Dr. King's impact on freedom of speech
Howard Manly | 1/16/2013, 7:04 a.m.
The “New York Times v. Sullivan” case redefined libel and enabled the press to cover the Civil Rights Movement without fear of economic reprisal
“... debate on public issues should be uninhibited, robust and wide-open, and that it may well include vehement, caustic, and sometimes unpleasantly sharp attacks on government and public officials …”
— U.S. Supreme Court Justice William J. Brennan
Before Brennan’s opinion, delivered on March 9, 1964 and written for the unanimous court under Chief Justice Earl Warren, white Southerners hell-bent on preserving their “cultural traditions” were having a field day with the New York Times.

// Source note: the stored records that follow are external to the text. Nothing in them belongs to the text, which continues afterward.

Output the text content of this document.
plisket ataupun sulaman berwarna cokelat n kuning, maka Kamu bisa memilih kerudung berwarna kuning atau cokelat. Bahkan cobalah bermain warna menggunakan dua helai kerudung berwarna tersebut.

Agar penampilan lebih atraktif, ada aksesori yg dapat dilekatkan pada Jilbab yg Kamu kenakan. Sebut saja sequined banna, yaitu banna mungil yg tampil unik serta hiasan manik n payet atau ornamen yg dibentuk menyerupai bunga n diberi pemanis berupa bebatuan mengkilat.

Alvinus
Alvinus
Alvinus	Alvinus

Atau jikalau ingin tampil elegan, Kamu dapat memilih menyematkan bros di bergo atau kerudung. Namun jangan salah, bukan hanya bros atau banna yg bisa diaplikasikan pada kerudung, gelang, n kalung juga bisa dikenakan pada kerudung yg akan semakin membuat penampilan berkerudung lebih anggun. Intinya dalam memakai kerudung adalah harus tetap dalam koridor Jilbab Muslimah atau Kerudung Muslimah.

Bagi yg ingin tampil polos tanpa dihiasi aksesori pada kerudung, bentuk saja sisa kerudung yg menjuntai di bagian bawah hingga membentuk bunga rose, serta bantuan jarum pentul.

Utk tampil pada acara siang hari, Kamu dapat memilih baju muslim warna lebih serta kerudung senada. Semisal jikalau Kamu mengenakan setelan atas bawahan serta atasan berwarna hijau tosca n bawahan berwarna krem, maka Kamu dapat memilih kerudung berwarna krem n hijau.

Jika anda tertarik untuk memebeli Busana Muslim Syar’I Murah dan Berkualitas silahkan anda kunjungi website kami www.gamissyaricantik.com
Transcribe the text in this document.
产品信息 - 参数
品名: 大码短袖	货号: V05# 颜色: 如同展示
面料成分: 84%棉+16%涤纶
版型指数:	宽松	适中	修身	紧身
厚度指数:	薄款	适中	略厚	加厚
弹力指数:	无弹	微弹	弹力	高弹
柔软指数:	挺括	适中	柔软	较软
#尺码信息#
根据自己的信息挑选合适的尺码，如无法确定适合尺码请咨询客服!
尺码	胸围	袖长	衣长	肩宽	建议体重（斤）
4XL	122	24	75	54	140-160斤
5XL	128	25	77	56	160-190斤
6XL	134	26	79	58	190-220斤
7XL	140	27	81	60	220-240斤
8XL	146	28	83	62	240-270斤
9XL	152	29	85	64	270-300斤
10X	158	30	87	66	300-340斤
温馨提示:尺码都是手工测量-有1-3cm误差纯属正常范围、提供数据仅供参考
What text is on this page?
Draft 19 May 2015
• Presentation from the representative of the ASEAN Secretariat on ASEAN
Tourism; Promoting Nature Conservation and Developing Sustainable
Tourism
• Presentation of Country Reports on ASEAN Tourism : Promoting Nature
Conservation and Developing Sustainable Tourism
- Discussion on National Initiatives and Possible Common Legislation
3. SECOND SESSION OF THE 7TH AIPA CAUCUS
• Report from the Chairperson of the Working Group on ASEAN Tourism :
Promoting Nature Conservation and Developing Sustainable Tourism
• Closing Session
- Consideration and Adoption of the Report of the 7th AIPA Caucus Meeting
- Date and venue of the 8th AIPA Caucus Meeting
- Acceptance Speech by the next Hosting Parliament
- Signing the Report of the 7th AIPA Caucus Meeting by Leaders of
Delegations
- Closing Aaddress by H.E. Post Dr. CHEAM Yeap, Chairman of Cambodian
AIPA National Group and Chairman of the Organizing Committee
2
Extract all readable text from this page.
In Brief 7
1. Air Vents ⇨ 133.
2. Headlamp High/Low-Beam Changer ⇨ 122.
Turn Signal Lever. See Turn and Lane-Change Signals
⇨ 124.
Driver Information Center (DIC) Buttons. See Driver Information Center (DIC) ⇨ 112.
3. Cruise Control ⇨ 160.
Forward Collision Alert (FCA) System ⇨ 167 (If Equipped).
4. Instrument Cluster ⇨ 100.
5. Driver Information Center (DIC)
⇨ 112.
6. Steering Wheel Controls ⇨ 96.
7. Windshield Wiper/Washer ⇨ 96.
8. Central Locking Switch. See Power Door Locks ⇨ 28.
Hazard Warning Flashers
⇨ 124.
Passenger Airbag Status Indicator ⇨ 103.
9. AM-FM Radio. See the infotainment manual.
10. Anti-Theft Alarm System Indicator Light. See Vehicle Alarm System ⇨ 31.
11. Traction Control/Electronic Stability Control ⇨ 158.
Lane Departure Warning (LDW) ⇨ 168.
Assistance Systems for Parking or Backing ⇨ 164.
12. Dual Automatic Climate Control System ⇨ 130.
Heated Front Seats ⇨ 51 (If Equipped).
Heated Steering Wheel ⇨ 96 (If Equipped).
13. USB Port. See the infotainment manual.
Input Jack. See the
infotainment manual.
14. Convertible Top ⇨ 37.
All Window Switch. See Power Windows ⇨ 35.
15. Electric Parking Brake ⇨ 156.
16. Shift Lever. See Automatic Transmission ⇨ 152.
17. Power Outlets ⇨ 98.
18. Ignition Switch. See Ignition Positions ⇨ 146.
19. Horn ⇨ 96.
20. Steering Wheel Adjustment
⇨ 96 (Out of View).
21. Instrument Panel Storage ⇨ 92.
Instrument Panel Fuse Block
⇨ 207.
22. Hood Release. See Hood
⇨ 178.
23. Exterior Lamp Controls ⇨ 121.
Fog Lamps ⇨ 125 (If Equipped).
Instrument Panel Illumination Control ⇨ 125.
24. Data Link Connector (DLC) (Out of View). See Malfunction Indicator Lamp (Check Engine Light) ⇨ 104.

One of those Southerners, L.B. Sullivan, the Montgomery, Ala. commissioner in charge of police, had already won a $500,000 libel verdict in an Alabama lower court. That decision was affirmed in 1961 by the Alabama Supreme Court which assessed another $500,000 in penalties. Standing in line were several other claims of disgruntled Southern officials, including a $500,000 suit by Montgomery Mayor Earl James and $1 million suit filed by Alabama Gov. John Patterson.
The case would then go to the U.S. Supreme Court on Jan. 6, 1964 and become one of the seminal cases on freedom of the press in the nation’s history, establishing new standards for proving defamation. A public official, Brennan wrote, cannot recover “damages for a defamatory falsehood relating to his official conduct unless he proves that the statement was made with ‘actual malice’ — that is, with knowledge that it was false or with reckless disregard of whether it was false or not.”
But at the time, none of that mattered to four black preachers, many of whom were lost in the shadow of Rev. Dr. Martin Luther King Jr.: Ralph Abernathy, Fred Shuttlesworth, Joseph Lowery and S.S. Seay Jr. All four were also named in the suit against the New York Times. For these members of the Southern Christian Leadership Conference, freedom of the press was not a theoretical issue but rather a tangible — and mounting — debt that Alabama courts were forcing them to pay.
As it was, Taylor Branch reported in the Pulitzer Prize-winning “Parting the Waters: America in the King Years 1954-63,” the automobiles of Shuttlesworth, Abernathy and Lowery had been sold at a state-ordered auction. Some of the Seay’s real estate was attached for quick sale. A lien had been fixed on the land Abernathy had inherited from his father, and lawyers were moving to discover other property that could be seized. Abernathy later disclosed that he stood to lose as much as $200,000.
And that was the point of all the legal challenges — to make their commitment to the Civil Rights Movement and fight against segregation so unbearable that they would pack up, shut up and stop bringing in those “outside agitators.”
From its beginning, Branch wrote, the Sullivan case “confronted the American court system with a delicate political dilemma ... Eventually, the justices of the U.S. Supreme Court avoided the racial content of the facts by inventing a new standard.”